Concord Theatricals and Network Presentations/The Sound of Music, music by Richard Rodgers, lyrics by Oscar Hammerstein 11, book by Howard Lindsay and Russell Crouse, suggested by The Trapp Family Singers by Maria Augusta Trapp, choreographed by Danny Mefford, directed by Jack O’Brien, Princess of Wales Theatre, closes Jan. 4. Tickets here.
Watching the new touring production of The Sound of Music at the Princess of Wales Theatre, I felt as though I had been transported back to 1959 for the original Broadway production with Mary Martin and Theodore Bikel.
Purism
This staging, directed by 86 year old Jack O’Brien, strips away the decorative layers that decades of overblown sentiment have added to the musical, and reveals the essential structure that Rodgers and Hammerstein wrote. It felt like returning to the origin point, before the years had encrusted the piece with nostalgia and kitsch.
Part of that authenticity lies in the sheer simplicity of the physical production.
Only five creatives are credited — Douglas W. Schmidt for scenic design, Jane Greenwood for costumes, Natasha Katz for lighting, Kai Harada for sound, and Tom Watson for hair. That is it. No technical wizards, no projections, no digital illusions.
When the curtain rose on the painted mountain backdrop, the flatness of it was almost startling. It recalled the Oliver Smith aesthetic of the original staging, where theatre was theatre, not spectacle. The plainness works. It restores the musical to a world where storytelling lives in character, music, and emotion, not in tricks.
Elsa and Max
Equally integral to the integrity of this touring production is the inclusion of the two numbers for Elsa Schraeder, Max Detweiler, and the Captain (“How Can Love Survive?” and “No Way To Stop It”) — songs cut in the film adaptation because of their dry cynicism.
Their presence is crucial.
They slice through sentiment with a sharp edge, grounding the piece in the social realities of the Anschluss, and preventing the show from drifting into saccharine territory.

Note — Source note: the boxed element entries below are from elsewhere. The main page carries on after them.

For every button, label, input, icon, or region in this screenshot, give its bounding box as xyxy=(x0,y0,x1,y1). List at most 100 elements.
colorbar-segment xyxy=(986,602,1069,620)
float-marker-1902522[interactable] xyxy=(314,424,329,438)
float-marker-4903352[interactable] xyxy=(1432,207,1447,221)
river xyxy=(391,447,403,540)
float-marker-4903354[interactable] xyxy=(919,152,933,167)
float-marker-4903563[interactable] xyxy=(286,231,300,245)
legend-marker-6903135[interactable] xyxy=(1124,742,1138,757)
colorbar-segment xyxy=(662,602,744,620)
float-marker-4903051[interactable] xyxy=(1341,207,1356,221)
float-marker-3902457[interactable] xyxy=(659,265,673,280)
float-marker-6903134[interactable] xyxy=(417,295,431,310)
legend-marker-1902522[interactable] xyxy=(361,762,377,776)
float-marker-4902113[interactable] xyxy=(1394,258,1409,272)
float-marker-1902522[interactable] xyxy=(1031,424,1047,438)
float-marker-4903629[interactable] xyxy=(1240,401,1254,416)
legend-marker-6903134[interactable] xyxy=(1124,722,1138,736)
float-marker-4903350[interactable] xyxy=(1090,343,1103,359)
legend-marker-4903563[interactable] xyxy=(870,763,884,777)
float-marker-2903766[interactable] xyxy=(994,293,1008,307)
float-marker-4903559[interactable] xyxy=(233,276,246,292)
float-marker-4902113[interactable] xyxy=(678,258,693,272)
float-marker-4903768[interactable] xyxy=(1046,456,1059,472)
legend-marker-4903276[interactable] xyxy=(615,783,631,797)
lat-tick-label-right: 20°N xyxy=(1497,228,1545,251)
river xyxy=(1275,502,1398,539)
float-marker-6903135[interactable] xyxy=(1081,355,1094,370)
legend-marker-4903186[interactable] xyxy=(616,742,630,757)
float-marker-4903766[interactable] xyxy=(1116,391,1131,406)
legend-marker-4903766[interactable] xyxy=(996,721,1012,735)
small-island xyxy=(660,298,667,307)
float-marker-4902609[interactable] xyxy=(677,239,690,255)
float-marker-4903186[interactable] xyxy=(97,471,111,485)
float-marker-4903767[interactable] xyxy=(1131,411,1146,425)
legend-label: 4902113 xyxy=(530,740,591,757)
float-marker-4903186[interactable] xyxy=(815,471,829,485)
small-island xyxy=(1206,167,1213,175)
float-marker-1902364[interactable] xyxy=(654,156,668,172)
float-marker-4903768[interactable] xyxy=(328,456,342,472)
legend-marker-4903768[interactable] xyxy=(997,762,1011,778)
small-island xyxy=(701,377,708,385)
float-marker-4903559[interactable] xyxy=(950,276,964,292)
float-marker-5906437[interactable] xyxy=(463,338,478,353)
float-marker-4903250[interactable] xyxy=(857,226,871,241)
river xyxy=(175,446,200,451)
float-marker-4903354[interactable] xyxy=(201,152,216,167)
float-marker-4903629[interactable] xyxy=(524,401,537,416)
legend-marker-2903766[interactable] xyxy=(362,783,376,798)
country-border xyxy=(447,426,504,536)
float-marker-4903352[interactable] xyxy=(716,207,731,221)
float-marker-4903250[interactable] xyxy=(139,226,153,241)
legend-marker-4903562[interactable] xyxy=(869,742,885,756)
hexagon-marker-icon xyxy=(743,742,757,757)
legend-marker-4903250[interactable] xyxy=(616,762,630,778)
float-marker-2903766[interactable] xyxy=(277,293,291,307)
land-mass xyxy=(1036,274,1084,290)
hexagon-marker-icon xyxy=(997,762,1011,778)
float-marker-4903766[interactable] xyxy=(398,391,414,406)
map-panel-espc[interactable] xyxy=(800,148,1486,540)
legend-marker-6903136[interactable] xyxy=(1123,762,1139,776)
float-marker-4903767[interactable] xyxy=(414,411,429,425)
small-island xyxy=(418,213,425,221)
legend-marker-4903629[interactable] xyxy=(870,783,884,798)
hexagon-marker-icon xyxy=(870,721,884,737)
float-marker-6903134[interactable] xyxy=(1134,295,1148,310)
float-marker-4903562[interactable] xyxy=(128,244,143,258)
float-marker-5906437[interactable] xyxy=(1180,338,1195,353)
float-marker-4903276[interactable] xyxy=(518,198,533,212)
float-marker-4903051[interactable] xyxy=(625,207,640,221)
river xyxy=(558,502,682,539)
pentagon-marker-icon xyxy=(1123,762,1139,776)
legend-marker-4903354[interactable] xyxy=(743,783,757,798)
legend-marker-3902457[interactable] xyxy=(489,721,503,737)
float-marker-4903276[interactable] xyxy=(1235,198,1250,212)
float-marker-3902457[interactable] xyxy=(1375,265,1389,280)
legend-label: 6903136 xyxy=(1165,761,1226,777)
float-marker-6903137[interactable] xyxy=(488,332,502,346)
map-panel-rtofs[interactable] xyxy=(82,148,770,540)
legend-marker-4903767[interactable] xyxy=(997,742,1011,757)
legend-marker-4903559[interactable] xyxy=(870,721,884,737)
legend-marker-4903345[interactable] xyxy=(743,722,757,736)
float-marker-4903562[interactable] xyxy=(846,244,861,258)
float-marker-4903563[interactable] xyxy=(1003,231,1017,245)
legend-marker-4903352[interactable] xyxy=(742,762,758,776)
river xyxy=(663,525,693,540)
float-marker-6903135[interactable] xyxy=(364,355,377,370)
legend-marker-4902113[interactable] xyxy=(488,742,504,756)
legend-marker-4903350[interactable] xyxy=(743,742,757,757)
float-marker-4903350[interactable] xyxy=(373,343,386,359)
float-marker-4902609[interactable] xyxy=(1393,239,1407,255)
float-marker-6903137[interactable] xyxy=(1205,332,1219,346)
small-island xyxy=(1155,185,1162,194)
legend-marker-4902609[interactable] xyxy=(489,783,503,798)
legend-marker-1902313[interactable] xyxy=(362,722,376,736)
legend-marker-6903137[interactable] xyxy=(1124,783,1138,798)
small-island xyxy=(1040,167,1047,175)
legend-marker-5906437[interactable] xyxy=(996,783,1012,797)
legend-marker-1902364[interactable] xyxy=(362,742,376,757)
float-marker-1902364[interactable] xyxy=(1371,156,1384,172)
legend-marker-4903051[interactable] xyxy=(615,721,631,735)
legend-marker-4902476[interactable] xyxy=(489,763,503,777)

Their cynicism balances the joy.
O’Brien’s Direction
What O’Brien brings is a surprising lack of melodrama.
The show is emotional, certainly, and I found myself with tears in my eyes by the end, but the emotions are earned. There is nothing syrupy, nothing softened or sentimentalised. The choices are dramatic, humorous, and heartfelt all at once, which is precisely how the musical was intended to work.
O’Brien, who has just received the Lifetime Achievement Award from the Tony Awards and has three Tony wins of his own, directs with clarity and simplicity. He trusts the material. As a result, the production feels truthful rather than manufactured.
The Actors
Much of the production’s success rests on Cayleigh Capaldi as Maria Rainer.
She is raw, earthy, ungainly, sprightly, unglamorous, and blessed with a voice that soars. She is cheeky, awkward, girlish, fun filled, and entirely unpolished. She embodies exactly what the nuns describe. She is a flibberty gibbet.
She is barely older than the children she is sent to shepherd, and that youthful energy makes her irresistible. She grounds the role in humanity rather than myth. It is perfect casting.
Kevin Earley is equally compelling as Captain Georg von Trapp.
With his resonant baritone and clipped authority, he begins as a rigid martinet but reveals a surprising sense of self awareness. He can see the humour in his own severity, and that recognition softens him long before Maria does.
Their chemistry is honest, not forced.
Elsewhere, the show is filled with sharply etched character work.
Kate Loprest makes Elsa Schrader abrasive, pushy, and unmistakably nouveau riche. She lacks class, which is precisely the point.
Nicholas Rodriguez as Max Detweiler slides comfortably toward whichever direction the political winds blow. He is charming, oily, and opportunistic.
Ian Coursey gives Rolf Gruber enough nervous youthfulness to make his final act of mercy believable. Arianna Furch as Liesl is strong willed, not sugary, and all the children have backbone. They are not coy or cloying. They have presence.
Christiane Noll is a firm, authoritative Mother Abbess, supported confidently by Jade Litaker, Tess Primack, and Meredith Lustig as the sister nuns. The ensemble feels grounded and genuine.
Final Words
What emerges is a production that is old fashioned in the best sense. With its phony flat sets and direct emotional core, it feels close to what audiences would have seen in 1959. Without melodrama. Without gooey sentiment. Without the over decoration of later decades.
It is dramatic and emotional rather than sentimental and melodramatic, and that difference matters. It refreshes the musical rather than reviving it.
For me, it was unexpectedly moving. The Sound of Music can easily become a warm bath of nostalgia, but here it felt newly alive.
This touring production is not a recreation. It is a reminder. It reveals the musical’s original spirit, and in doing so, it got to me in ways I had not anticipated.